Friday, September 24, 2010
A really hard Eight
Remind me never again to try to introduce my wife to Paul Thomas Anderson's Hard Eight with noisy gardeners and barking dogs outside, a fussy baby in her arms and in the swing, and a talkative grandmother making regular and weird observations about the movie.
That's a joke, because Monday's specific set of circumstances will never come up again. But neither will the opportunity to introduce her to Hard Eight. That's already been ruined.
I have sometimes called Hard Eight, Anderson's first feature, my favorite Anderson film. That was almost certainly excess praise, especially since I'd seen it only once at the time I made the claim. I haven't repeated that assertion since seeing There Will Be Blood, but I obviously did make that assertion in the post Boogie Nights and Magnolia era -- since I saw both before I saw Hard Eight. My second viewing reminded me that it's a small but very good film.
However, I don't know how anyone else present could have possibly reached that conclusion, with all the hubbub in our environment, some of which they themselves were creating. Which is a shame, because my wife is a huge Anderson fan -- this was his only film she hadn't seen.
First it was the gardeners. Our landlord hires a team of gardeners to come shred up the property at least once a week. I say "shred" because I don't think they're actually trained gardeners with a genuine aptitude for horticulture. They just know how to operate the equipment -- the louder, the better. They leave the things they trim looking raw and exposed, maiming them with their brutish ways. The thing that galls me most, however, is that this one guy finishes the experience by making a call on his cell phone and just aimlessly spraying the lawn with his hose for the length of the call, leaving the place a boggy marsh and wasting tons of water.

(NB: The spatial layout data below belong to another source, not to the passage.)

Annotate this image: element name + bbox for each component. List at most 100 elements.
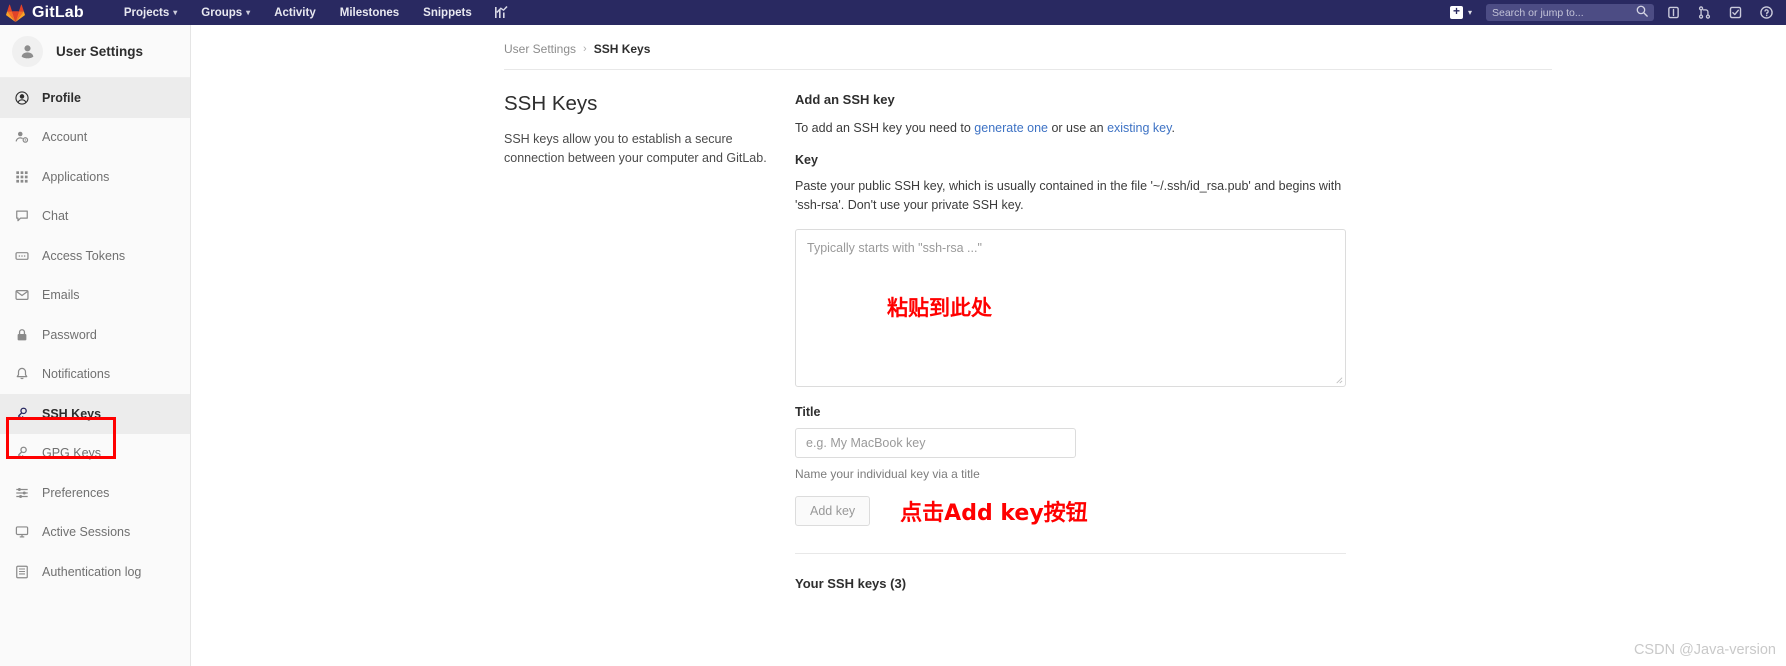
- search-box[interactable]: [1486, 4, 1654, 21]
- merge-requests-icon[interactable]: [1689, 6, 1720, 19]
- sidebar-item-preferences[interactable]: Preferences: [0, 473, 190, 513]
- sidebar-item-authentication-log[interactable]: Authentication log: [0, 552, 190, 592]
- sidebar-title: User Settings: [56, 43, 144, 59]
- sidebar-item-gpg-keys-label: GPG Keys: [42, 446, 102, 461]
- nav-item-milestones-label: Milestones: [339, 6, 400, 19]
- breadcrumb-parent[interactable]: User Settings: [504, 42, 576, 56]
- sidebar-item-active-sessions-label: Active Sessions: [42, 525, 131, 540]
- sidebar-header: User Settings: [0, 25, 190, 78]
- key-field-label: Key: [795, 152, 818, 167]
- sidebar-item-access-tokens[interactable]: Access Tokens: [0, 236, 190, 276]
- sidebar-item-ssh-keys[interactable]: SSH Keys: [0, 394, 190, 434]
- settings-sidebar: User Settings Profile Account Applicatio…: [0, 25, 191, 666]
- breadcrumb-current: SSH Keys: [593, 42, 651, 56]
- nav-item-projects-label: Projects: [123, 6, 170, 19]
- sidebar-item-ssh-keys-label: SSH Keys: [42, 406, 102, 421]
- todos-icon[interactable]: [1720, 6, 1751, 19]
- new-item-button[interactable]: + ▾: [1440, 5, 1482, 19]
- top-navbar: GitLab Projects ▾ Groups ▾ Activity Mile…: [0, 0, 1786, 25]
- envelope-icon: [14, 288, 29, 302]
- sidebar-item-password-label: Password: [42, 327, 97, 342]
- ssh-key-textarea[interactable]: Typically starts with "ssh-rsa ..." 粘贴到此…: [795, 229, 1346, 388]
- sidebar-item-preferences-label: Preferences: [42, 485, 110, 500]
- nav-item-groups-label: Groups: [201, 6, 243, 19]
- sidebar-item-applications-label: Applications: [42, 169, 110, 184]
- chat-bubble-icon: [14, 209, 29, 223]
- sidebar-item-gpg-keys[interactable]: GPG Keys: [0, 434, 190, 474]
- bell-icon: [14, 367, 29, 381]
- nav-item-activity[interactable]: Activity: [262, 7, 328, 19]
- title-field-hint: Name your individual key via a title: [795, 467, 980, 482]
- sidebar-item-notifications[interactable]: Notifications: [0, 355, 190, 395]
- watermark: CSDN @Java-version: [1633, 642, 1776, 658]
- sidebar-item-chat-label: Chat: [42, 209, 69, 224]
- annotation-click-add-key: 点击Add key按钮: [900, 501, 1088, 527]
- chart-icon[interactable]: [484, 6, 518, 19]
- your-ssh-keys-heading: Your SSH keys (3): [795, 576, 907, 592]
- sidebar-item-applications[interactable]: Applications: [0, 157, 190, 197]
- sidebar-item-access-tokens-label: Access Tokens: [42, 248, 126, 263]
- title-field-label: Title: [795, 405, 821, 420]
- nav-links: Projects ▾ Groups ▾ Activity Milestones …: [112, 6, 518, 19]
- applications-grid-icon: [14, 170, 29, 184]
- search-input[interactable]: [1492, 6, 1636, 19]
- title-input[interactable]: [795, 428, 1076, 459]
- preferences-sliders-icon: [14, 486, 29, 500]
- plus-square-icon: +: [1449, 5, 1463, 19]
- access-token-icon: [14, 249, 29, 263]
- search-icon: [1636, 4, 1648, 22]
- nav-item-projects[interactable]: Projects ▾: [112, 7, 189, 19]
- page-description: SSH keys allow you to establish a secure…: [504, 132, 767, 166]
- breadcrumb: User Settings › SSH Keys: [191, 25, 1786, 56]
- sidebar-item-profile[interactable]: Profile: [0, 78, 190, 118]
- gitlab-home-link[interactable]: GitLab: [0, 4, 84, 22]
- sidebar-item-emails-label: Emails: [42, 288, 80, 303]
- existing-key-link[interactable]: existing key: [1107, 121, 1171, 135]
- page-title: SSH Keys: [504, 92, 598, 115]
- intro-suffix: .: [1171, 121, 1175, 135]
- navbar-right: + ▾: [1440, 4, 1786, 21]
- annotation-paste-here: 粘贴到此处: [887, 296, 992, 321]
- profile-icon: [14, 91, 29, 105]
- intro-middle: or use an: [1047, 121, 1108, 135]
- main-content: User Settings › SSH Keys SSH Keys SSH ke…: [191, 25, 1786, 666]
- sidebar-item-active-sessions[interactable]: Active Sessions: [0, 513, 190, 553]
- user-avatar-icon: [12, 35, 43, 67]
- add-key-form-column: Add an SSH key To add an SSH key you nee…: [795, 92, 1355, 591]
- breadcrumb-separator-icon: ›: [583, 43, 587, 55]
- sidebar-item-profile-label: Profile: [42, 90, 81, 105]
- sidebar-item-notifications-label: Notifications: [42, 367, 111, 382]
- add-key-button[interactable]: Add key: [795, 496, 871, 527]
- chevron-down-icon: ▾: [246, 8, 251, 17]
- monitor-icon: [14, 525, 29, 539]
- issues-board-icon[interactable]: [1658, 6, 1689, 19]
- section-divider: [795, 553, 1346, 555]
- chevron-down-icon: ▾: [1467, 8, 1472, 17]
- gitlab-brand-label: GitLab: [32, 3, 84, 21]
- add-ssh-key-heading: Add an SSH key: [795, 92, 895, 107]
- help-icon[interactable]: [1751, 6, 1782, 19]
- gitlab-fox-logo-icon: [6, 4, 25, 22]
- nav-item-snippets[interactable]: Snippets: [411, 7, 484, 19]
- nav-item-groups[interactable]: Groups ▾: [189, 7, 262, 19]
- sidebar-item-emails[interactable]: Emails: [0, 276, 190, 316]
- settings-columns: SSH Keys SSH keys allow you to establish…: [191, 70, 1786, 591]
- lock-icon: [14, 328, 29, 342]
- add-key-intro: To add an SSH key you need to generate o…: [795, 119, 1355, 138]
- key-field-help: Paste your public SSH key, which is usua…: [795, 178, 1342, 212]
- nav-item-activity-label: Activity: [274, 6, 316, 19]
- account-icon: [14, 130, 29, 144]
- sidebar-item-authentication-log-label: Authentication log: [42, 564, 142, 579]
- nav-item-milestones[interactable]: Milestones: [328, 7, 411, 19]
- sidebar-item-account-label: Account: [42, 130, 88, 145]
- nav-item-snippets-label: Snippets: [423, 6, 472, 19]
- sidebar-item-password[interactable]: Password: [0, 315, 190, 355]
- textarea-resize-handle[interactable]: [1334, 375, 1343, 384]
- sidebar-item-account[interactable]: Account: [0, 118, 190, 158]
- sidebar-item-chat[interactable]: Chat: [0, 197, 190, 237]
- key-icon: [14, 446, 29, 460]
- chevron-down-icon: ▾: [173, 8, 178, 17]
- key-icon: [14, 407, 29, 421]
- log-list-icon: [14, 565, 29, 579]
- generate-one-link[interactable]: generate one: [974, 121, 1048, 135]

So yeah, they were leaf-blowing and tree-mangling for the film's first 45 minutes.
Then it was my son Jasper's turn to become all fussy. He wouldn't quiet down. We'd put him in the swing, but he wasn't allowing himself to be soothed by it. So my wife would go over and tend to him, but tell us not to pause the movie, even if she weren't looking at the screen for two or three minutes at a time. And here's where my wife and I have a philosophical impasse. I get stressed out if she doesn't look at the screen enough, thereby missing crucial visual information, of which there is plenty communicated in Hard Eight -- but she gets stressed out if she asks me not to pause the movie, but I insist on pausing it because I don't want her viewing compromised. So I basically had to check my instincts and allow her to be as distracted by our son as she wanted to be, even if it meant her appreciation of the film was being fatally damaged.

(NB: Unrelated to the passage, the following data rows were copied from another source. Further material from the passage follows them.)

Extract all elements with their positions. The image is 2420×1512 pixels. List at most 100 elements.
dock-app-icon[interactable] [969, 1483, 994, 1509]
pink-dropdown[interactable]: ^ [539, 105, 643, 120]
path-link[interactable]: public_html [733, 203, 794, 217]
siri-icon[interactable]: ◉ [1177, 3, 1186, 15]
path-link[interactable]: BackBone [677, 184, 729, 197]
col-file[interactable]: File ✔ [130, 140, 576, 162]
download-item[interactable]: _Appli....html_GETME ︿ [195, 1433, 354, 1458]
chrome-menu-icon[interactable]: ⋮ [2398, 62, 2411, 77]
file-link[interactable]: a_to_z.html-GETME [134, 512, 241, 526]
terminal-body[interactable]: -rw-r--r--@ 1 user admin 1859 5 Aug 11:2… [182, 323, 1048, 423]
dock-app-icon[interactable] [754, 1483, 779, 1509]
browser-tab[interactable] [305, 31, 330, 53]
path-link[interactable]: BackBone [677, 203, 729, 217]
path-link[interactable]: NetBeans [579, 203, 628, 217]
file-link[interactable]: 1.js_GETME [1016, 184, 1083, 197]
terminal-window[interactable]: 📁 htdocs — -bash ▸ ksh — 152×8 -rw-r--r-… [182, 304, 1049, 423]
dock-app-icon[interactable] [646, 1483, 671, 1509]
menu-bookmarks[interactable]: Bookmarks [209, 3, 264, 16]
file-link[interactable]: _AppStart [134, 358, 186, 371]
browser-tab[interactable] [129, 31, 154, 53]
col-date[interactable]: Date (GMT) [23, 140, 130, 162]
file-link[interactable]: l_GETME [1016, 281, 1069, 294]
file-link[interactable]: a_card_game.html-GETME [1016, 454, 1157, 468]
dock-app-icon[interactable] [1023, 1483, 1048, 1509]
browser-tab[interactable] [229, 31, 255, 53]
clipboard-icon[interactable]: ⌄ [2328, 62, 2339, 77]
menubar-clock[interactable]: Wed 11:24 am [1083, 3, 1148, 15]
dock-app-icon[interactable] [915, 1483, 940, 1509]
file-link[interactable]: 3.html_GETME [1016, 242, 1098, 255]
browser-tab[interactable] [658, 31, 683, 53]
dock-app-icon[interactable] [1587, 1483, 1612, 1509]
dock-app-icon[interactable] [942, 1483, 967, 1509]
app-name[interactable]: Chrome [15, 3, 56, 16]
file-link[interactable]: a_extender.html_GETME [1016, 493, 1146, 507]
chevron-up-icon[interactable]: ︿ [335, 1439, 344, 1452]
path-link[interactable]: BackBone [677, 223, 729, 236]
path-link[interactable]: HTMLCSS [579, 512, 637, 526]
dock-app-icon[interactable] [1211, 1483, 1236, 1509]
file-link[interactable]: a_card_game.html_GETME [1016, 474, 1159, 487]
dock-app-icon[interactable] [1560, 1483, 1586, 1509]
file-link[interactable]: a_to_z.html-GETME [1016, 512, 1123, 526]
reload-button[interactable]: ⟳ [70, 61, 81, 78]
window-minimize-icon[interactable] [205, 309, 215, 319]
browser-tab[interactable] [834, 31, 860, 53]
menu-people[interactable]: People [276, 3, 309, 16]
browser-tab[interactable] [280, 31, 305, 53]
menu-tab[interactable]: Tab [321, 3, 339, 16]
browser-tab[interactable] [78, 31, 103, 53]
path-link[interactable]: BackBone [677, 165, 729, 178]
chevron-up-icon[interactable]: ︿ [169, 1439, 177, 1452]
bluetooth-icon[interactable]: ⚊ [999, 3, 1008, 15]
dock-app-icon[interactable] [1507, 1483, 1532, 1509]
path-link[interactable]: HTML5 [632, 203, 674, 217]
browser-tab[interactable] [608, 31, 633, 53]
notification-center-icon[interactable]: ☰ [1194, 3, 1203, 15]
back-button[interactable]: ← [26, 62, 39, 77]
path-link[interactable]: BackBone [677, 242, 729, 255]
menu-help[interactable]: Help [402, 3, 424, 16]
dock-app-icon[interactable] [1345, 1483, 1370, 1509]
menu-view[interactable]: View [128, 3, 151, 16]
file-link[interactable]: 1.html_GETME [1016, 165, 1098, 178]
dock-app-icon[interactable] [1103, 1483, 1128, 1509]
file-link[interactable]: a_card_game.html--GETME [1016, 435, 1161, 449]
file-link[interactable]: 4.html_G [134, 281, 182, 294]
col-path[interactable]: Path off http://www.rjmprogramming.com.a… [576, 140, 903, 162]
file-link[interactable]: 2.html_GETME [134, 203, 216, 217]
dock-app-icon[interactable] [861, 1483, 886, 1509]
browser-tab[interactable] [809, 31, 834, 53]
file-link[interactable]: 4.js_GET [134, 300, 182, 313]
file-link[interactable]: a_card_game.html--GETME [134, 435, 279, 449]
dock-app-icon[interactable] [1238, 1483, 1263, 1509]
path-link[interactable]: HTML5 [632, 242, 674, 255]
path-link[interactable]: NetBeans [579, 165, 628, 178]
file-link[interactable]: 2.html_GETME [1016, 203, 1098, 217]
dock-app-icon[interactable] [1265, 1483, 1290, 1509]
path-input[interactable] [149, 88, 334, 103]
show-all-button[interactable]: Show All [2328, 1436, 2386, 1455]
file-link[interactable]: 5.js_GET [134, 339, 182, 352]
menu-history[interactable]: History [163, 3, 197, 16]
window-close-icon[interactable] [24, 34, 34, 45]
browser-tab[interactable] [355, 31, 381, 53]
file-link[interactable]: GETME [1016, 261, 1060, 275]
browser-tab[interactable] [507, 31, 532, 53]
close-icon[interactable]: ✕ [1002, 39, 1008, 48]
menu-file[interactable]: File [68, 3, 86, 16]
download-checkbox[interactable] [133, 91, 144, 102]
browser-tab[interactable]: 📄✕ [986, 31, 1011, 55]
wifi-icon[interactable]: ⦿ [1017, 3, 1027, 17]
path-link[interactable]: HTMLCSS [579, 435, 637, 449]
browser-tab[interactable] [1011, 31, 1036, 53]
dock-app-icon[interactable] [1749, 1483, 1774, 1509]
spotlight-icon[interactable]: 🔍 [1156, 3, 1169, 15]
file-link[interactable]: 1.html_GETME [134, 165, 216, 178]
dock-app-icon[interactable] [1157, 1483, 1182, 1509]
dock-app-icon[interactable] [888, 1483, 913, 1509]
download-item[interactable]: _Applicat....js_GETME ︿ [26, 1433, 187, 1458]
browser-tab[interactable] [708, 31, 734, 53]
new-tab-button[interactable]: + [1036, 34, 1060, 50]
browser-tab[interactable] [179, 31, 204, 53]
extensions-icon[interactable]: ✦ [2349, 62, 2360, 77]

Then it was the neighbors' dogs turn to be spooked by anything and everything in their environment. They are famous for standing at the fence, staring out at the street, begging anyone or anything to give them an excuse to create a ruckus. Usually this is when their owners aren't home, which was almost certainly the case this past Monday. So they would woof it up for 15 to 20 seconds, and then stop. And then just when you thought they had become placid and contained, something else would stimulate them and they'd get going again. This was all the more stressful for me because by this point, I had my son in my arms and was standing behind my mother, bouncing him as much as I could to contain his fussing. As the only one who had already seen the movie, I didn't care about whether I had an uninterrupted viewing, but I wanted everyone else to see in it what I saw in it, and that was rapidly seeming impossible.
The final obstacle was my mom herself. This being the first movie she and I watched together on the trip, it reminded me that she will one day make an excellent example of the senior citizen who goes to the theater and theorizes aloud to her viewing companion, irrespective of who it may or may not be bothering. She wasn't talking constantly, and she did seem to pick her moments. But the comments she made were bizarre indeed. One joke my wife and I have had on this trip is how she's fixated by the idea that she doesn't like John C. Reilly because she thinks he's ugly. She made at least one reference to that. Then she made a handful of what I would consider fairly obvious interpretations of what was happening, the kind that would prompt a son who was feeling snotty to say something like "Duh." But the weirdest was that she kept failing to understand that the action was taking place in Reno, which a title card early in the film had announced. First she said "I guess this is the kind of thing that happens in Vegas." I quickly corrected with "Reno," but I don't think she heard because later on, when Philip Baker Hall's character is trying to suggest a location where Reilly and Gwyneth Paltrow should go on the run, my mom decided to join in the conversation. "How about Vegas?" Reilly asks, and Hall immediately rejoins with "No, God no, don't go to Vegas." "Reno!" my mom suggested, as if the actors might hear her suggestion. I just bit my tongue this time, and probably rolled my eyes.
Both my wife and my mother said they enjoyed the movie. I wasn't particularly concerned with what my mother thought. We had a weird argument the next day about the next film we watched -- Kissing Jessica Stein, a favorite from my collection -- which essentially caused me to write off her ability to interpret even the simplest films correctly.
But I would have really liked it if my wife could have embraced this film, the way I know she would have without the gardeners, dogs, baby and mother-in-law.
Oh well. It's just one film. You can't win 'em all. Onward and upward.